Your business, we’ll call it Privacy Co., operates out of Kingston, you sell product almost exclusively to the United States and now a European Union (EU) privacy regulation is affecting the way you handle customer data? What gives?
So, Privacy Co. operates in Kingston and predominantly sells to the United States so the GDPR probably does not mean much to them, right? Well, last summer, the company attended trade shows all across Europe and amassed quite the email list. On top of this, the marketing team has decided to run targeted online ads in the countries that hosted them. Despite the fact that Privacy Co. has not actually made a sale to a European customer, the GDPR makes a valid assumption that since the Company is collecting personal data, the company also likely intends to sell to EU residents in the future. As such, the GDPR applies to Privacy Co., since it is “processing” data that belongs to EU residents. Processing has been given a broad definition and can include anything from storing personally identifiable data to using it for better informed forecasting models.

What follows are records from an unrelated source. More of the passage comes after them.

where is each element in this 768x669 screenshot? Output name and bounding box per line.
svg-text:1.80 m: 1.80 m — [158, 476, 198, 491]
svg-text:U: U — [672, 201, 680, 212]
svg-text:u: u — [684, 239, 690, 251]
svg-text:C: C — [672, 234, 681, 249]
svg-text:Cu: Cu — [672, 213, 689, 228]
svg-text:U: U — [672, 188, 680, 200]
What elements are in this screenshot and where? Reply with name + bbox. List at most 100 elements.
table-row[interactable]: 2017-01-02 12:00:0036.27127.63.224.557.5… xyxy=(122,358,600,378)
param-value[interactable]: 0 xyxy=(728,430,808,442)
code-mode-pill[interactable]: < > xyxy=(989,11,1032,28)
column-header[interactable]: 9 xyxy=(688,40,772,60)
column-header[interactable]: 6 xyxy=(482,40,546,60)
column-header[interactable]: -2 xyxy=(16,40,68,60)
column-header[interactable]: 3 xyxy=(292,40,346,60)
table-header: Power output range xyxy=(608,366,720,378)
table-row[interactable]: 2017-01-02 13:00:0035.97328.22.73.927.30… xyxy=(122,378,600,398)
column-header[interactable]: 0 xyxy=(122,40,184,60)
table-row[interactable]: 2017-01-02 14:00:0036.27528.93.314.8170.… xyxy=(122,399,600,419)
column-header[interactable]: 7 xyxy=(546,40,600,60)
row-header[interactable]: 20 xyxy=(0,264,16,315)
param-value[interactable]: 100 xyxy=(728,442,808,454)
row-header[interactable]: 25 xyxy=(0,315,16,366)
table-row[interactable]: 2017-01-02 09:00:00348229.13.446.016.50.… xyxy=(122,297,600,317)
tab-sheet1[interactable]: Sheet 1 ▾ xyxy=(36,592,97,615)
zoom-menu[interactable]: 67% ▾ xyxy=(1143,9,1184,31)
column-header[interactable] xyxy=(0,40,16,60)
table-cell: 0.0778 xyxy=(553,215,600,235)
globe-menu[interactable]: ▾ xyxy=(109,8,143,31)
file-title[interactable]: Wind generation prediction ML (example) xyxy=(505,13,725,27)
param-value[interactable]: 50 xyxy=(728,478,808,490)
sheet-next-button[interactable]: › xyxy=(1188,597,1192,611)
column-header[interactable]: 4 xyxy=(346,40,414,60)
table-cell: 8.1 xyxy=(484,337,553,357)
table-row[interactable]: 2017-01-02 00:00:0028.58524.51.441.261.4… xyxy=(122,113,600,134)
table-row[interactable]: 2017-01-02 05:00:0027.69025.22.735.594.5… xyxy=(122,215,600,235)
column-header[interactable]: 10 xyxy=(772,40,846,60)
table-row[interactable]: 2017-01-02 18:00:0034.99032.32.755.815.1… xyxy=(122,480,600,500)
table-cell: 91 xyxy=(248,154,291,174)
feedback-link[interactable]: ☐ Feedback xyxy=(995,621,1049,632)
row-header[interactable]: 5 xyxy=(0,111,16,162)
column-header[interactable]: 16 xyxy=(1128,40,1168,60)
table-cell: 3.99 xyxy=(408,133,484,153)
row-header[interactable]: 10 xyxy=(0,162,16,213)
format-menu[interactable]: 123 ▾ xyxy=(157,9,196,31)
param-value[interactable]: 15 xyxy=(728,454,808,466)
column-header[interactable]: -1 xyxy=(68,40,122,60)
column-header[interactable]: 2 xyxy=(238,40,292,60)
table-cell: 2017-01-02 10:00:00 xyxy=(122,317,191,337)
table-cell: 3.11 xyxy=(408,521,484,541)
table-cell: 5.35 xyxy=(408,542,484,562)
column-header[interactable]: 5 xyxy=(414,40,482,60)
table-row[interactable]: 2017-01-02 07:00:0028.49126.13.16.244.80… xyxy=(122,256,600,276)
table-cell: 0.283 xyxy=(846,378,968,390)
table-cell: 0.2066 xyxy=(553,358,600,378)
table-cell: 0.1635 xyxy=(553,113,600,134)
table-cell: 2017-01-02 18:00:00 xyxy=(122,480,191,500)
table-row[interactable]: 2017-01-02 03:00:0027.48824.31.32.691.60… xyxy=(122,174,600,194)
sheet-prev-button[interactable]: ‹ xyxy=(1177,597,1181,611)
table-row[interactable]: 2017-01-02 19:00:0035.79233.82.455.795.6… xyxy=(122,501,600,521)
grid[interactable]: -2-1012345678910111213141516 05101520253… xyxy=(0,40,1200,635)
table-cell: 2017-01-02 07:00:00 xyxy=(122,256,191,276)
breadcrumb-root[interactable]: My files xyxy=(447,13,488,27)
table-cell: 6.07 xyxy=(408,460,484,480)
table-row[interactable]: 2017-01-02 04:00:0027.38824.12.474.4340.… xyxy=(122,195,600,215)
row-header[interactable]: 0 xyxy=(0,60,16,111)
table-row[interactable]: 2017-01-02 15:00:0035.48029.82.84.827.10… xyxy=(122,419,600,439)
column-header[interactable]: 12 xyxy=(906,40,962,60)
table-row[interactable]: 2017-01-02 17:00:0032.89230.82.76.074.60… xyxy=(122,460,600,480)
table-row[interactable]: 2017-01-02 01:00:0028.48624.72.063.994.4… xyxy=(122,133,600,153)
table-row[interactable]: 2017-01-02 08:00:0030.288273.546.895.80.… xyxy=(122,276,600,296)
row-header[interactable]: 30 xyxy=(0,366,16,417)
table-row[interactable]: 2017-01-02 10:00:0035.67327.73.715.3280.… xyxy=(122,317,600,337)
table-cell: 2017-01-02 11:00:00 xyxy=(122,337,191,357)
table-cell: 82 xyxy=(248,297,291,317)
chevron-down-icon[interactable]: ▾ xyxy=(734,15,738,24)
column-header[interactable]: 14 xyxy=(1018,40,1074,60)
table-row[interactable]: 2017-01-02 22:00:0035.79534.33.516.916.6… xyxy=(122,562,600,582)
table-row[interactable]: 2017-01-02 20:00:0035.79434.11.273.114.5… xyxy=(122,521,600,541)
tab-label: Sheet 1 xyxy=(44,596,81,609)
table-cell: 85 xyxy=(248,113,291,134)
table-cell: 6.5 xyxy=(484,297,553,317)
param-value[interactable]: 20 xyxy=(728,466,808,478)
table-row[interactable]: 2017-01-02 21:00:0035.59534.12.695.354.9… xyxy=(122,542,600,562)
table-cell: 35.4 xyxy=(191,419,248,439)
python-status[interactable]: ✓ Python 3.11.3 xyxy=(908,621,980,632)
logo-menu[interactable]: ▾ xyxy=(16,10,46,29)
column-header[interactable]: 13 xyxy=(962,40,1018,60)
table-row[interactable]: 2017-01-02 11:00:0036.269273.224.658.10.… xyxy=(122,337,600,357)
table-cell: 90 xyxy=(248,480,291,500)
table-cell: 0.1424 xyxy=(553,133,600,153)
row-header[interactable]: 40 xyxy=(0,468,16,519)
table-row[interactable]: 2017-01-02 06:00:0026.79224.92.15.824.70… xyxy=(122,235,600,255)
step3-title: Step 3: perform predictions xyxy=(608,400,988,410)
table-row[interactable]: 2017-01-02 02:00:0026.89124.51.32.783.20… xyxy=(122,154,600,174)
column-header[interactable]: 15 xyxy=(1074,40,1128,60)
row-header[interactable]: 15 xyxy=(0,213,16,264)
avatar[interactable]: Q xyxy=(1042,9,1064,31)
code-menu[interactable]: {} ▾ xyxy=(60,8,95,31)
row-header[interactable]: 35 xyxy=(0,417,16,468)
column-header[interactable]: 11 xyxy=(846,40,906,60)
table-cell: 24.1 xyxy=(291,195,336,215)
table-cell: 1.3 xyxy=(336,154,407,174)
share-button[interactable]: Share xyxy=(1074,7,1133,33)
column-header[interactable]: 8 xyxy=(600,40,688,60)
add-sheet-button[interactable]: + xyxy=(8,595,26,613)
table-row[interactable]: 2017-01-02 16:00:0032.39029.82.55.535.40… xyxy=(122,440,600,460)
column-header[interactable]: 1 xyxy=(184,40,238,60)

If you even slightly suspect that your company may be processing personally identifiable information from EU residents you will want to make sure you do the following, as soon as possible:
- Conduct an internal audit to ascertain what type of personal data you are collecting, what are you using the data for and where is the data coming from;
- Establish policies that govern how personal data is collected and used;
- Set up appropriate counter-measures and security checks to ensure that personal data is secure, (encryption and adequate technological safeguards are an essential part of the GDPR);
- Make data readily available to those entitled to view it, and continuously audit your efforts.